ラベンダーと星空の約束+α
月岡流星、夏の一日
◇◇◇
[side 流星]
月岡の姓を名乗り始め、三年が経つ。
今年の夏もラベンダーは美しく咲き誇り、紫色の海原に、優しい香りが立ち込める。
その中で、忙しくも楽しい毎日が展開されている。
これから話すのはそんな夏の日常。
月岡家にすっかり溶け込んだ俺の、幸せで大切な夏の一日。
―――――……
A.M. 7:00
「流星ー!朝だよー!
起きてー!」
階段下から聞こえる、紫のモーニングコールで目が覚める。
欠伸(アクビ)を一つ。
カーテンを開けると、夏の強い陽射しに、目を細めた。
着替えをして顔を洗い、リビングに入ると、ふんわり朝食のいい匂いが漂っている。
月岡家の朝食はボリュームがある。
観光シーズンの昼食は、お握りやサンドイッチなど、手軽に短時間で食べられる物になるから、その分朝にしっかり食べる。
お義母さんが、家族5人分の茶碗にご飯をよそっていた。
紫は去年の誕生日に大樹から貰った、変なイラストのエプロンを着て、ガスレンジの前でだし巻き玉子を焼いていた。
綺麗にくるくると巻かれた卵焼き。
だしと醤油の香りが食欲をそそる。
四角いフライパンからまな板に移され、彼女が包丁を入れると、
木の年輪の様な綺麗な切れ目から、ふんわりといい匂いの湯気が立ち上った。
それを見て、俺の腹がグゥと鳴る。
「うまそ。

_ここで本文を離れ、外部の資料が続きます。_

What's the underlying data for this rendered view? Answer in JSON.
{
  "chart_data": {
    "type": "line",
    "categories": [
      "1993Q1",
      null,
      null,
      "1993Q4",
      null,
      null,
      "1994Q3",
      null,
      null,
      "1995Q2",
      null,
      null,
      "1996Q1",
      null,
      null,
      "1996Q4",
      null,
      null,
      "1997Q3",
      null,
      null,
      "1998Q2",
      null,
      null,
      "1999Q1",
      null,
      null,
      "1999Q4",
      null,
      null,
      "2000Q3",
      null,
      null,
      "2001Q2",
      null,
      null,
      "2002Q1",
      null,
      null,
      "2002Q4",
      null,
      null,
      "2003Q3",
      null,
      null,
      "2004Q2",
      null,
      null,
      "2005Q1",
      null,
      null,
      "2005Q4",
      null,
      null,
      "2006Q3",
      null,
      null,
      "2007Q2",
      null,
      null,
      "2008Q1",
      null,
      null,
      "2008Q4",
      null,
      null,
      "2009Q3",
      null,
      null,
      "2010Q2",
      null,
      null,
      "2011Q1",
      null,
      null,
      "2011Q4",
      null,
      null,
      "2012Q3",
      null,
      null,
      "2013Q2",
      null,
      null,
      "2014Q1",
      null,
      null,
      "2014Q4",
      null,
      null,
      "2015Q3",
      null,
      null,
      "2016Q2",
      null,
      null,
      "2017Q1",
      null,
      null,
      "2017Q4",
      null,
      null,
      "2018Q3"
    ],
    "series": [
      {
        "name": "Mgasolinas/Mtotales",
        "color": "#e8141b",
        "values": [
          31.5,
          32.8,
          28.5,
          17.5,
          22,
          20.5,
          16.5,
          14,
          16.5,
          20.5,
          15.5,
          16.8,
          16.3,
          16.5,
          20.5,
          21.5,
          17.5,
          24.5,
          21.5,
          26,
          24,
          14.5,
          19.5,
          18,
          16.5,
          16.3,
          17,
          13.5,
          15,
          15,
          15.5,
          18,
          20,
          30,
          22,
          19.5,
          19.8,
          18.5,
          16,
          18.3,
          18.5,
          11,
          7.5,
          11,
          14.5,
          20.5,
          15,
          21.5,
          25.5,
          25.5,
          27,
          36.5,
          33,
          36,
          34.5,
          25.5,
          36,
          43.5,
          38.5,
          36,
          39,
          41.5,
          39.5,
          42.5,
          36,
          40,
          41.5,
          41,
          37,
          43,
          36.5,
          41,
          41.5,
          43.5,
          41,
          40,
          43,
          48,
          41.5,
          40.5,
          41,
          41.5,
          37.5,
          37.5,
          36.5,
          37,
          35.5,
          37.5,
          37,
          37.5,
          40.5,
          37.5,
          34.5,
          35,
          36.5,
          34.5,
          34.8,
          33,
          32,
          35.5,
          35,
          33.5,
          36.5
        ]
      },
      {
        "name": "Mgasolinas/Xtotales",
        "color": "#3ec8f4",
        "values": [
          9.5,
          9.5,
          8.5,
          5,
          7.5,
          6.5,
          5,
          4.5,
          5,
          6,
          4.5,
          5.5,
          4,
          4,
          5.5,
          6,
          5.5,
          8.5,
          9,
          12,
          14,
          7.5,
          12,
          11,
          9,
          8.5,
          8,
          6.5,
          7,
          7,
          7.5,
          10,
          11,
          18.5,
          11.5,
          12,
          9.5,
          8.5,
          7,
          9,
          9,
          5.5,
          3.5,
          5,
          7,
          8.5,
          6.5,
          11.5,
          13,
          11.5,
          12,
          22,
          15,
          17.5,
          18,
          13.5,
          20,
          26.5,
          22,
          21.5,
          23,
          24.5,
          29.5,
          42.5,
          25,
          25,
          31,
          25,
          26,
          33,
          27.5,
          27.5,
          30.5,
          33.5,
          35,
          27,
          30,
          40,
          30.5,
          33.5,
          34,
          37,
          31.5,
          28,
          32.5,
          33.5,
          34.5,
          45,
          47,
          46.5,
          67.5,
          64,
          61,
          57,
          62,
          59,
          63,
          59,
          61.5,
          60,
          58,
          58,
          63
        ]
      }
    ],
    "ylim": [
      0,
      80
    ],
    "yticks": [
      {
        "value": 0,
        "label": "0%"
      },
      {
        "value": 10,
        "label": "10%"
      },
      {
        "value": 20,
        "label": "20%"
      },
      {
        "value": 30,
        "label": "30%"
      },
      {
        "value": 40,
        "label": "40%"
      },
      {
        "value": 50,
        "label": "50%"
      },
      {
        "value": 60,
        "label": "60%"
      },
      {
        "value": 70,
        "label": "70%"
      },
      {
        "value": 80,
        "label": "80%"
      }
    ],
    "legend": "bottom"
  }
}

つまみ食いしたい。
あ〜ん」
後ろから紫に抱き着き、口を開ける。
「えっ?出来立てだから熱いよ?大丈夫?」
彼女はフーフー息を吹き掛け、形ばかりに冷ましてから、一切れ俺の口に入れてくれた。
優しい味に、自然と笑みがこぼれる。
やっぱ、紫の作るだし巻き玉子は最高だ。
その時、俺達の頭にコンッコンッと、結構痛いお玉の打撃が降ってくる。
「痛っ!
お母さん、お玉は止めてよ。本気で痛い」
「あんた達が悪いんでしょ?
朝っぱらから、イチャつかない。
流星、キッチンに3人は狭いんだよ。邪魔。味噌汁がよそえない。